Apache Arrow is an in-memory columnar data format used in Spark to efficiently transfer data between JVM and Python processes. This is beneficial to Python users that work with pandas and NumPy data. However, its usage is not automatic and requires some minor changes to configuration or code to take full advantage and ensure compatibility.

Convert to/from pandas

Arrow is available as an optimization when converting a Spark DataFrame to a pandas DataFrame using the call toPandas() and when creating a Spark DataFrame from a pandas DataFrame with createDataFrame(pandas_df). To use Arrow when executing these calls, set the Spark configuration spark.sql.execution.arrow.enabled to true. This configuration is disabled by default.

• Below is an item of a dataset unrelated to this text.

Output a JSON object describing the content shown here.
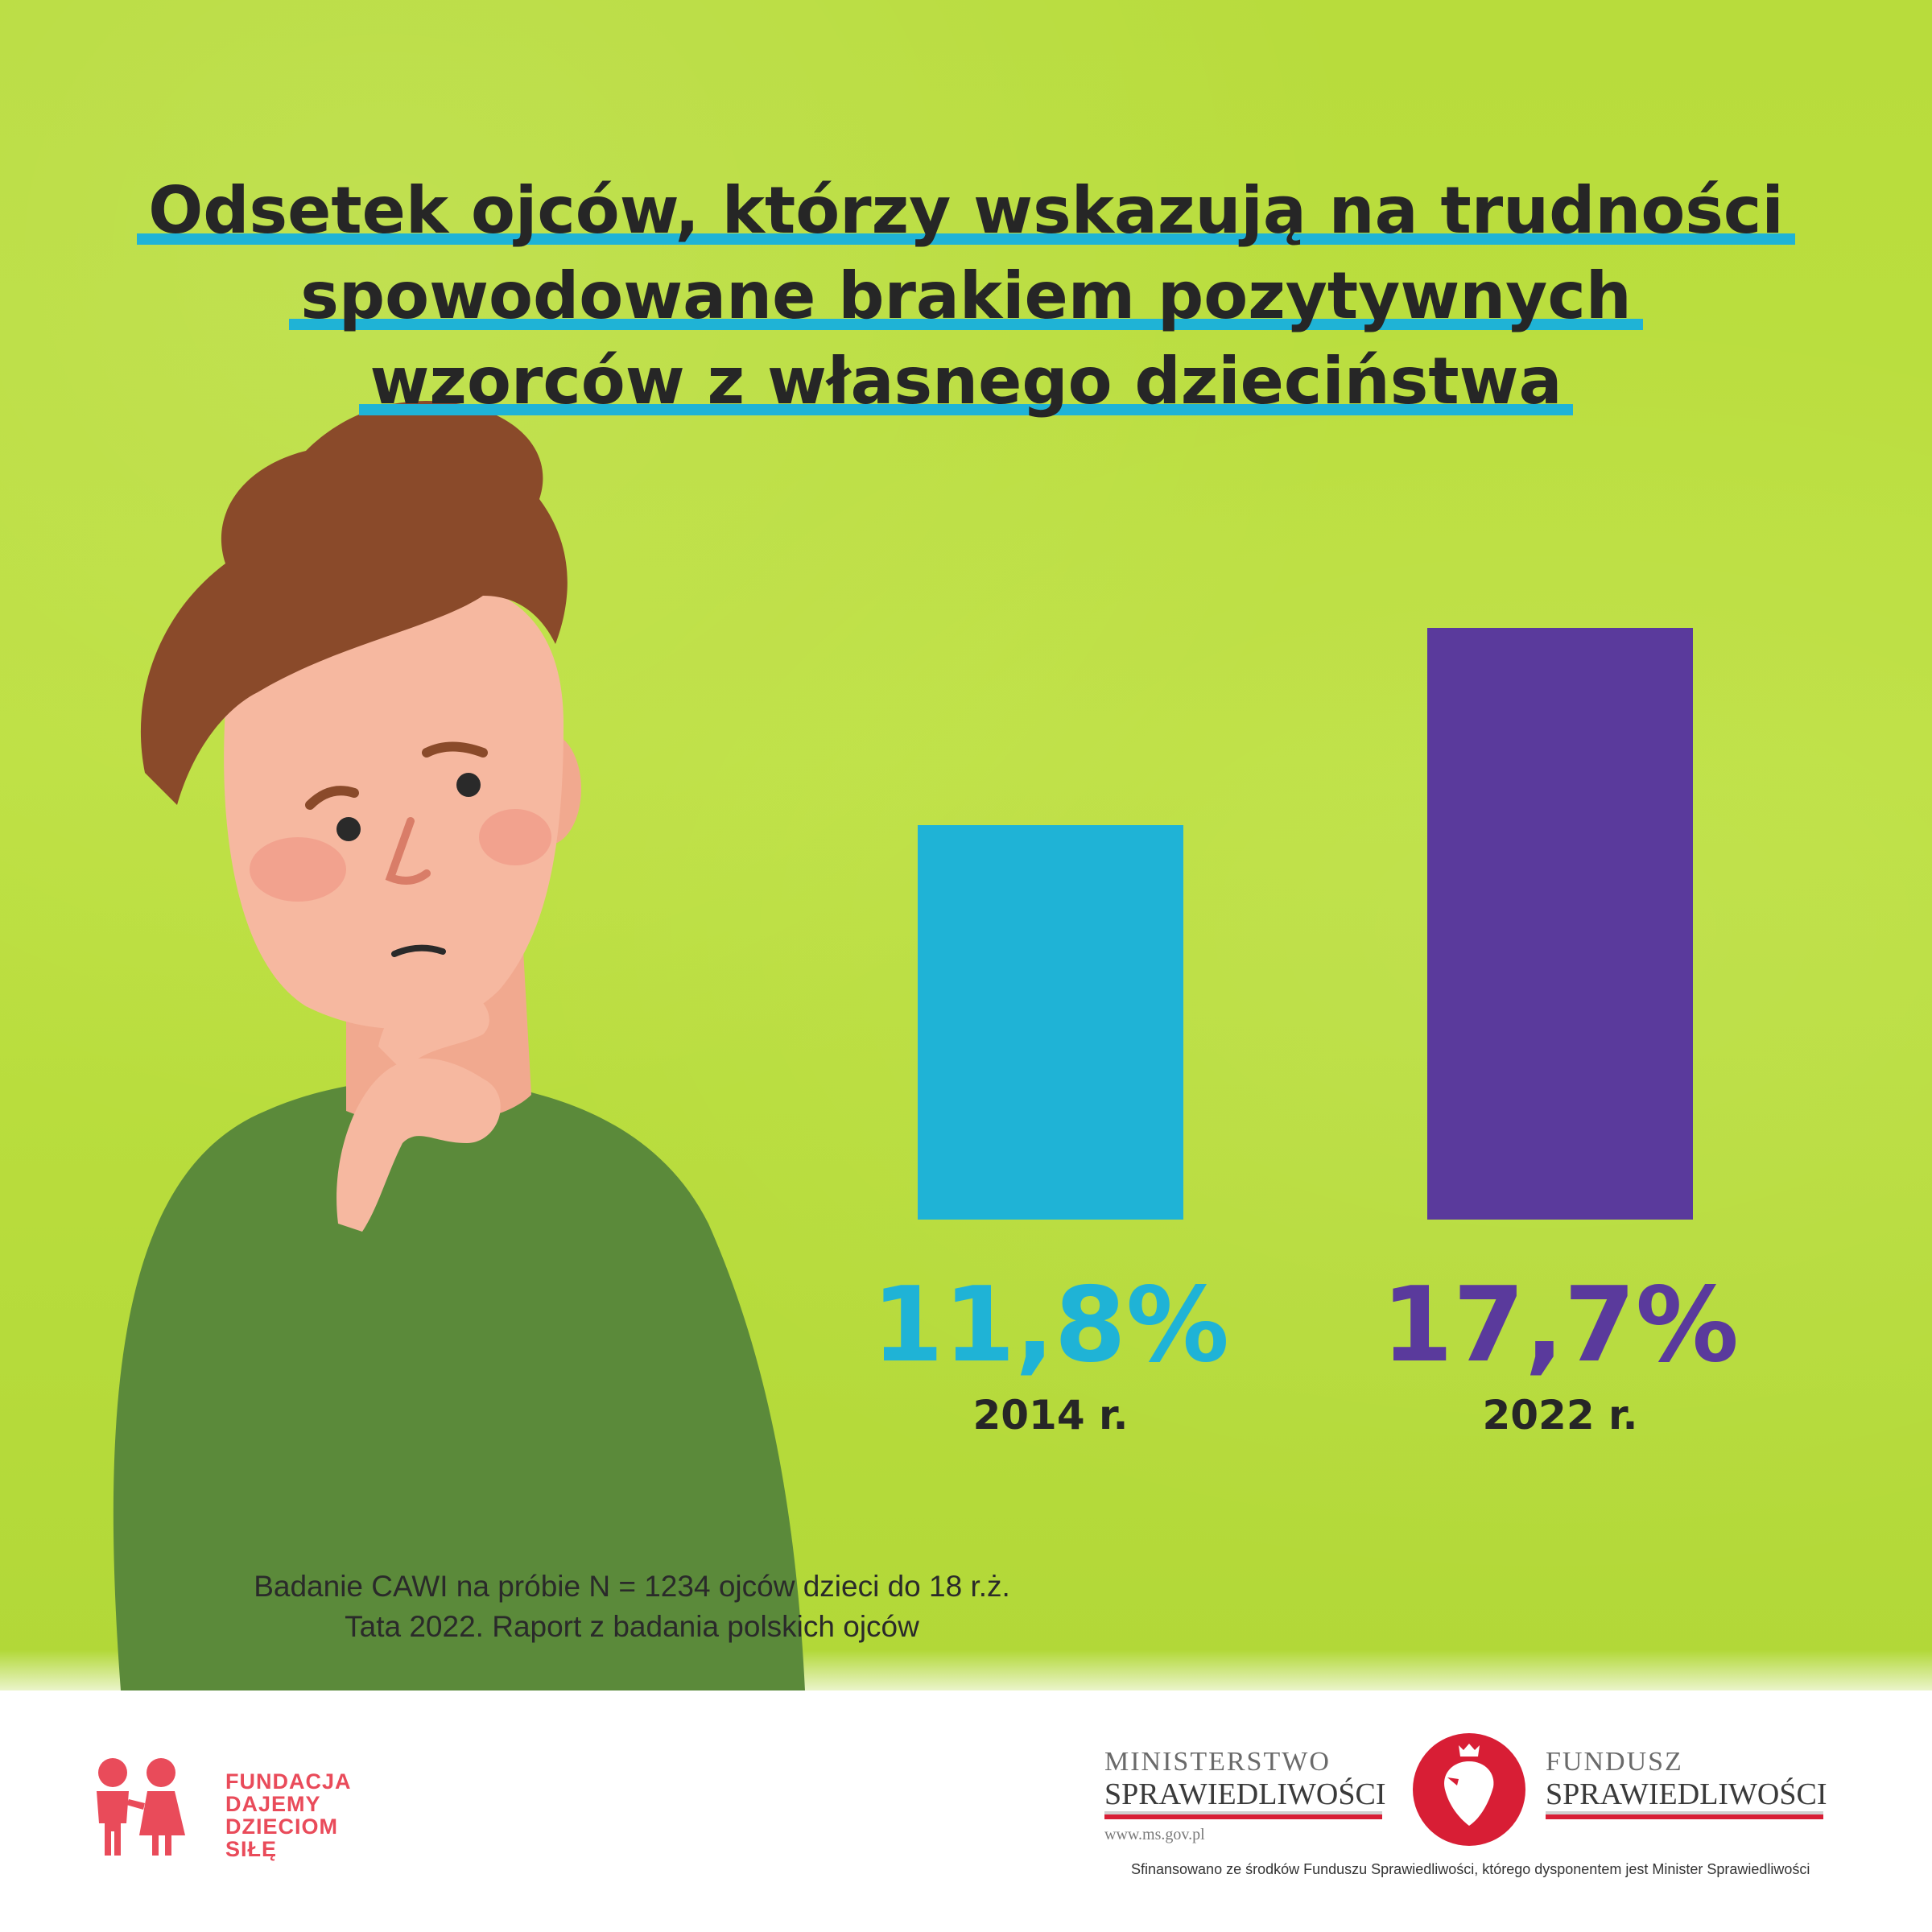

In addition, optimizations enabled by spark.sql.execution.arrow.enabled could fall back to a non-Arrow implementation if an error occurs before the computation within Spark. You can control this behavior using the Spark configuration spark.sql.execution.arrow.fallback.enabled.

Example

import numpy as np
import pandas as pd

# Enable Arrow-based columnar data transfers
spark.conf.set("spark.sql.execution.arrow.enabled", "true")

# Generate a pandas DataFrame
pdf = pd.DataFrame(np.random.rand(100, 3))

# Create a Spark DataFrame from a pandas DataFrame using Arrow
df = spark.createDataFrame(pdf)

# Convert the Spark DataFrame back to a pandas DataFrame using Arrow
result_pdf = df.select("*").toPandas()

Using the above optimizations with Arrow produces the same results as when Arrow is not enabled. Even with Arrow, toPandas() results in the collection of all records in the DataFrame to the driver program and should be done on a small subset of the data.

In addition, not all Spark data types are supported and an error can be raised if a column has an unsupported type. If an error occurs during createDataFrame(), Spark falls back to create the DataFrame without Arrow.

Supported SQL types

PyArrow 0.8.0 is installed in Databricks Runtime 4.0-5.1. In Databricks Runtime 5.1 and above, all Spark SQL data types are supported by Arrow-based conversion except MapType, ArrayType of TimestampType, and nested StructType. BinaryType is supported only when PyArrow is equal to or higher than 0.10.0.